Administrative simplification provision creates operating rules and uniform standards
Nov. 03, 2010
While much attention has focused on the policy, benefit and coverage changes under health care reform, the Patient Protection and Affordable Care Act (PPACA) also places significant emphasis on making the health system more efficient by simplifying health care administration and reducing the clerical burden on physicians, patients and health plans.
The reform law calls for the adoption of a single set of operating rules, certification requirements, and Health Insurance Portability and Accountability Act (HIPAA) transactional standards to simplify health insurance administration and create uniformity in the implementation of electronic standards. The changes are meant to reduce administrative costs associated with health care through standardization, enhance ease of doing business between insurers and providers, and to promote growth of electronic recordkeeping and use of electronic claims processing.
The rules include the following key provisions:
- Eligibility verification and claims status (effective Jan. 1, 2013)
- Electronic funds transfers and health care payment and remittance (effective no later than Jan. 1, 2014)
- Health claims or equivalent encounter information, enrollment and disenrollment in a health plan, health plan premium payments, and referral certification and authorization (effective no later than July 1, 2016)
- Unique heath plan identifier (effective no later than Oct. 1, 2012)
- Claims attachments (effective no later than January 1, 2016)
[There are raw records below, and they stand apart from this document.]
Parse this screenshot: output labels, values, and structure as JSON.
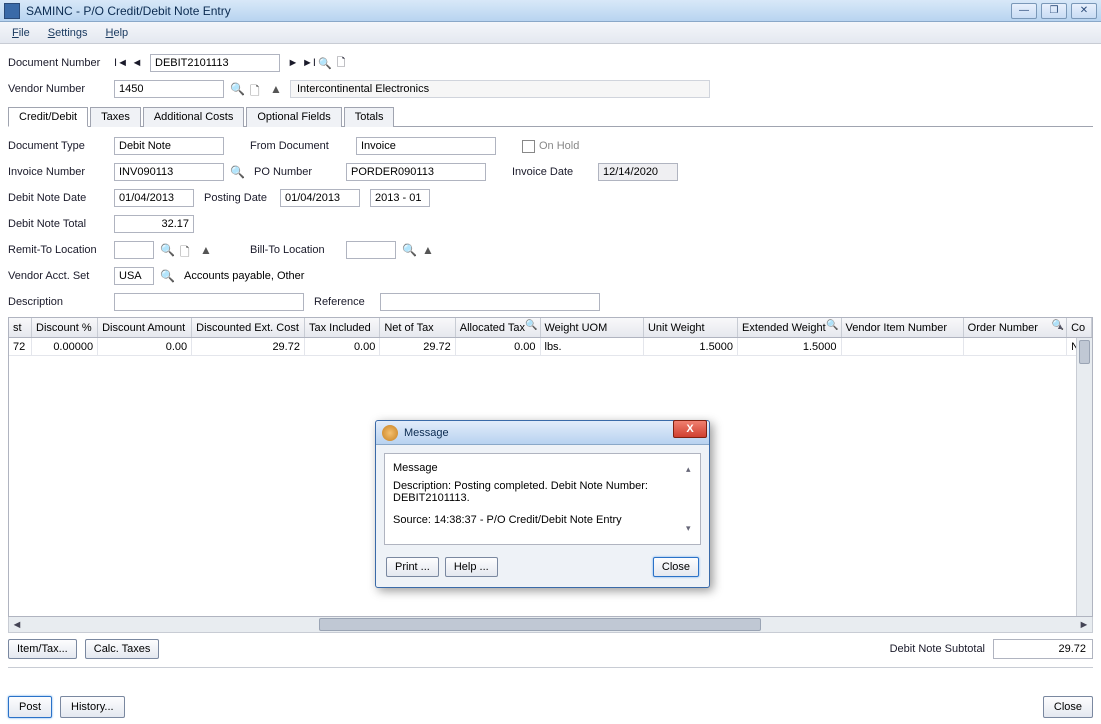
{
  "window": {
    "title": "SAMINC - P/O Credit/Debit Note Entry",
    "minimize": "—",
    "maximize": "❐",
    "close": "✕"
  },
  "menu": {
    "file": "File",
    "settings": "Settings",
    "help": "Help"
  },
  "header": {
    "doc_number_label": "Document Number",
    "doc_number": "DEBIT2101113",
    "vendor_number_label": "Vendor Number",
    "vendor_number": "1450",
    "vendor_name": "Intercontinental Electronics"
  },
  "tabs": {
    "credit_debit": "Credit/Debit",
    "taxes": "Taxes",
    "additional_costs": "Additional Costs",
    "optional_fields": "Optional Fields",
    "totals": "Totals"
  },
  "form": {
    "document_type_label": "Document Type",
    "document_type": "Debit Note",
    "from_document_label": "From Document",
    "from_document": "Invoice",
    "on_hold_label": "On Hold",
    "invoice_number_label": "Invoice Number",
    "invoice_number": "INV090113",
    "po_number_label": "PO Number",
    "po_number": "PORDER090113",
    "invoice_date_label": "Invoice Date",
    "invoice_date": "12/14/2020",
    "debit_note_date_label": "Debit Note Date",
    "debit_note_date": "01/04/2013",
    "posting_date_label": "Posting Date",
    "posting_date": "01/04/2013",
    "period": "2013 - 01",
    "debit_note_total_label": "Debit Note Total",
    "debit_note_total": "32.17",
    "remit_to_label": "Remit-To Location",
    "remit_to": "",
    "bill_to_label": "Bill-To Location",
    "bill_to": "",
    "vendor_acct_set_label": "Vendor Acct. Set",
    "vendor_acct_set": "USA",
    "acct_set_desc": "Accounts payable, Other",
    "description_label": "Description",
    "description": "",
    "reference_label": "Reference",
    "reference": ""
  },
  "grid": {
    "columns": [
      "st",
      "Discount %",
      "Discount Amount",
      "Discounted Ext. Cost",
      "Tax Included",
      "Net of Tax",
      "Allocated Tax",
      "Weight UOM",
      "Unit Weight",
      "Extended Weight",
      "Vendor Item Number",
      "Order Number",
      "Co"
    ],
    "search_cols": [
      6,
      9,
      11
    ],
    "sort_col": 11,
    "row": [
      "72",
      "0.00000",
      "0.00",
      "29.72",
      "0.00",
      "29.72",
      "0.00",
      "lbs.",
      "1.5000",
      "1.5000",
      "",
      "",
      "No"
    ]
  },
  "bottom": {
    "item_tax": "Item/Tax...",
    "calc_taxes": "Calc. Taxes",
    "subtotal_label": "Debit Note Subtotal",
    "subtotal_value": "29.72",
    "post": "Post",
    "history": "History...",
    "close": "Close"
  },
  "dialog": {
    "title": "Message",
    "msg_header": "Message",
    "description": "Description: Posting completed.  Debit Note Number: DEBIT2101113.",
    "source": "Source:  14:38:37 - P/O Credit/Debit Note Entry",
    "print": "Print ...",
    "help": "Help ...",
    "close": "Close"
  }
}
For more information, see Sec. 1104 (Administrative Simplification) in the Patient Protection and Affordable Care Act (PDF).
Blue Cross Blue Shield of Michigan and Blue Care Network have had internal solutions in place to help simplify administrative functions since HIPAA was implemented in 2002. The Blues will continue to evaluate and implement measures needed to ensure compliance with all electronic transaction requirements.
The information on this website is based on BCBSM's review of the national health care reform legislation and is not intended to impart legal advice. Interpretations of the reform legislation vary, and efforts will be made to present and update accurate information. This overview is intended as an educational tool only and does not replace a more rigorous review of the law's applicability to individual circumstances and attendant legal counsel and should not be relied upon as legal or compliance advice. Analysis is ongoing and additional guidance is also anticipated from the Department of Health and Human Services. Additionally, some reform regulations may differ for particular members enrolled in certain programs such as the Federal Employee Program, and those members are encouraged to consult with their benefit administrators for specific details.